Native Foods

Blueberries and many other berries, corn, cranberries, tomatoes, potatoes, maple sugar, wild rice, avocado, squash, wild cherries, sunflower seeds, and the ever popular chocolate and vanilla were all first encountered here on this continent!

When one looks at the foods that Native people cultivated it makes one reel with the question, "What the heck were they eating over in Europe?" Pasta without tomatoes? Ice cream without vanilla and chocolate? Unimaginable!


The Story of the Strawberry

Adapted from Foods the Indians gave us by William and Vernon Hayes, Ives Washburn, Inc, New York, NY

When Roger Williams landed on these shores almost 400 hundred years ago, he was surprised to see that besides the small and sweet strawberry, the Native people had cultivated the very large pear size strawberries. Back in England, strawberries were quite tiny and fetched the phenomenal price of thirty dollars a pound. That amount would be astronomical today! When he saw the large strawberries that the Natives were growing he decided to bring some of the seeds back to England with him. Unfortunately, they tasted like wood. However, the English took the seeds from the tiny strawberries that he had and mixed them with the seeds from the large berries to produce the different varieties that we eat today.


Cashews

It was the Native people that showed the settlers how to remove the poisonous shell from the cashews, revealing a delicious and nutritious nut inside.


Chocolate and Vanilla

There is a place in the lowlands of Eastern Mexico where bees and insects pollinate the beautiful flowers of the vanilla plant. Everywhere else that it is grown, it must be pollinated by hand, flower by flower. It takes a full year for the pods to develop before they are ready to harvest. The Indians of South America and Mexico took the flavorless beans and through sophisticated fermenting process that is still used today, prepared the beans for a delicious drink.

The same was true for chocolate.
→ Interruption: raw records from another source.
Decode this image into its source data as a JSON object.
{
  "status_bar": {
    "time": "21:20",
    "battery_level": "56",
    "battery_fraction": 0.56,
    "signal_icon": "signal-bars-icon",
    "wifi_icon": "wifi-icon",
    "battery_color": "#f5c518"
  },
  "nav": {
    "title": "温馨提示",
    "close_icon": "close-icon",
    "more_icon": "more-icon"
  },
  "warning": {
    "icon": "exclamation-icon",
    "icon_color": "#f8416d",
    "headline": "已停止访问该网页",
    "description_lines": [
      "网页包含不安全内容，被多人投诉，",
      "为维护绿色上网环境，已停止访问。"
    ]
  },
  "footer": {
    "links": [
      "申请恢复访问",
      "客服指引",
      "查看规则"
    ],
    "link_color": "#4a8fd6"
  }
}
The beans grew inside large pods that were cut down from trees with machetes and given to the women and children to dig the beans out of the pods. Like vanilla, they were fermented for several days before they made a drink from it.

The use of chocolate swept the world and soared as vanilla and cane sugar was added.


Tomatoes

The Spanish brought back seeds from the Americas early in the 1500s. However, it was almost 400 years before people all over Europe put their fear aside and ventured forth to eat the tomato. Although the Italians ands the Spaniards did eat them early on, in other countries they were viewed as merely decorative annual plants. Fears that tomatoes were poisonous continued until the late 1800s.